For a quarter of a century, Mary Tlhowe has made a living from putting a smile on people’s faces.

No, she’s not a comedian but rather a gifted beautician.

The 48-year-old is also the founder and owner of Mary’s Beauty Parlour in Francistown, which, at just 12 years old, is already one of the oldest beauty parlours in the city.

Having learnt the basics of her craft in Zimbabwe, Tlhowe moved to Gaborone in the mid 90’s where she soon landed a job as a beautician.

“I worked in Gaborone for about two years. When my husband was transferred to Francistown, I joined him and worked at another beauty parlour. I believe it was the only beauty parlour in the city at the time,” she says, her proud smile displaying an immaculate set of teeth.

Three years later, Tlhowe took the bold, and slightly risky step of opening her own business.

“In 2005, I opened my first office opposite Civic Centre, above Pie City. I was the first local to open such a business in Francistown. All these other parlours found me running an established business with clientele from as far as Canada,” she explains.

Mary’s Beauty Parlour would later relocate to office 13 in Haskins Block.

“I wanted a more visible space along the Blue Jacket Street, and I got that here. I like to tell people that my business is above The Voice offices and I hope The Voice remains here forever,” she adds with a chuckle.

Some of the services offered at the parlour include: eyelash extensions, pedicures, manicure, facials, laser therapy massages and make-up for all occasions.

After running a successful enterprise for over a decade, Tlhowe currently finds herself in a similar position to other business owners in the second city – the challenge of adapting to life after Tati Mine.

Indeed, Tlhowe grimly tells Voice Money that since the Nickel Mine closed down last October, her clientele has dropped by almost 50 per cent.

“The impact of the mine closure has been immense. We are coping but it is really bad,” she admits, her radiant smile briefly diminishing for the first time.

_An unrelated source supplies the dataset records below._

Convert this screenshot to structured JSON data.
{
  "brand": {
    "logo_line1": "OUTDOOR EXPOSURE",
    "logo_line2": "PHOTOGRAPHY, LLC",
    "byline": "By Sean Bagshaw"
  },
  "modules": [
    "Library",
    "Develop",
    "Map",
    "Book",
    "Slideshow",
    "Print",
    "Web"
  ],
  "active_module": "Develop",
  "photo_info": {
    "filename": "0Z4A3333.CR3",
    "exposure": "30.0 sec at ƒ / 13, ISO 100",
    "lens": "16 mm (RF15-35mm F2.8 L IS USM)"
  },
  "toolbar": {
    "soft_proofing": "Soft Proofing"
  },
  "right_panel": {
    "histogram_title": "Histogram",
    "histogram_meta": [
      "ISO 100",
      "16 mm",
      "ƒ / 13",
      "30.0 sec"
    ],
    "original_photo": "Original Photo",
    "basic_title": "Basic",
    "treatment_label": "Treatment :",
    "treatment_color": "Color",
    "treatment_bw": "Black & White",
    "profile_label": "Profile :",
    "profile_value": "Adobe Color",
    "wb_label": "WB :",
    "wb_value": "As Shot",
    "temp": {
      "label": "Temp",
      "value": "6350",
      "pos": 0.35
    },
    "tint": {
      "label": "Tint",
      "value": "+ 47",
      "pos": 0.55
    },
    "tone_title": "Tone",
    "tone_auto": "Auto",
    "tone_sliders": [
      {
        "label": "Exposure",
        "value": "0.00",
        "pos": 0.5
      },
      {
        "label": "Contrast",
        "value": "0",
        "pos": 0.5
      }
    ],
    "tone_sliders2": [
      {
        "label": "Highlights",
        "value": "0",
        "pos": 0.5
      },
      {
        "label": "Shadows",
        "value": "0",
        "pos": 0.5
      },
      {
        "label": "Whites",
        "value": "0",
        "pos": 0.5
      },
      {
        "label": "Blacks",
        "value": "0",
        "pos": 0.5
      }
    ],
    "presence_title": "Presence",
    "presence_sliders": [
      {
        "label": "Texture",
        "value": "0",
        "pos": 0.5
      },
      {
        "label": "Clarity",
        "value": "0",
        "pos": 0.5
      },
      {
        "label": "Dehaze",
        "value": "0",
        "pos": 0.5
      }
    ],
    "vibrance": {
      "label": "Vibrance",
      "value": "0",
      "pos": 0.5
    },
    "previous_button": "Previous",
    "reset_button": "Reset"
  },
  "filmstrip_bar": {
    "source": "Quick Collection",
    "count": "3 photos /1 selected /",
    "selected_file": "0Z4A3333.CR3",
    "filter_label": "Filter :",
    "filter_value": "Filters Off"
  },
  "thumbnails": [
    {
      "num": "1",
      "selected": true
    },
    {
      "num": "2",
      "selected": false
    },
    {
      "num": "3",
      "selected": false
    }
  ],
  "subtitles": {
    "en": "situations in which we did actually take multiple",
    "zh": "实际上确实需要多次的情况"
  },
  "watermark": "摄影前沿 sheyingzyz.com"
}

“The business was doing well when Tati was fully operational. I had lot of expatriate customers. I had Russians, South Africans and many Canadians who frequented my business,” continued a nostalgic Tlhowe wistfully.

She adds that today the venture only survives through the support of her loyal customers, who have stuck with her during one of the worst economic times to hit the Ghetto.

“Some of my customers have been coming here since the business was first opened. I’ve had customers from Orapa, Sua Town, Phikwe and surrounding villages.

“The sad reality is some of my customers are business owners whose businesses have been affected by the closure of the mines in the city. We have all been affected and there’s very little money going around,” Tlhowe notes, serious concern etched on her face, her smile now gone completely.

Despite the current challenges, the hardened business lady has no plans to quit anytime soon.

“There’s always a light at the end of the tunnel. People will always want to look good, despite financial challenges,” she says optimistically.

Tlhowe believes facials are no longer a reserve for the few but a necessity for all individuals who value their faces.

“It is no longer a ladies thing. We have men who come here for their facials and to pedicure and manicure

“We are still the best in town. For those with a persistent facial and body hair problem, we have laser therapy to get rid of that once and for all,” she finishes, her smile firmly fixed on her wrinkle-free face again.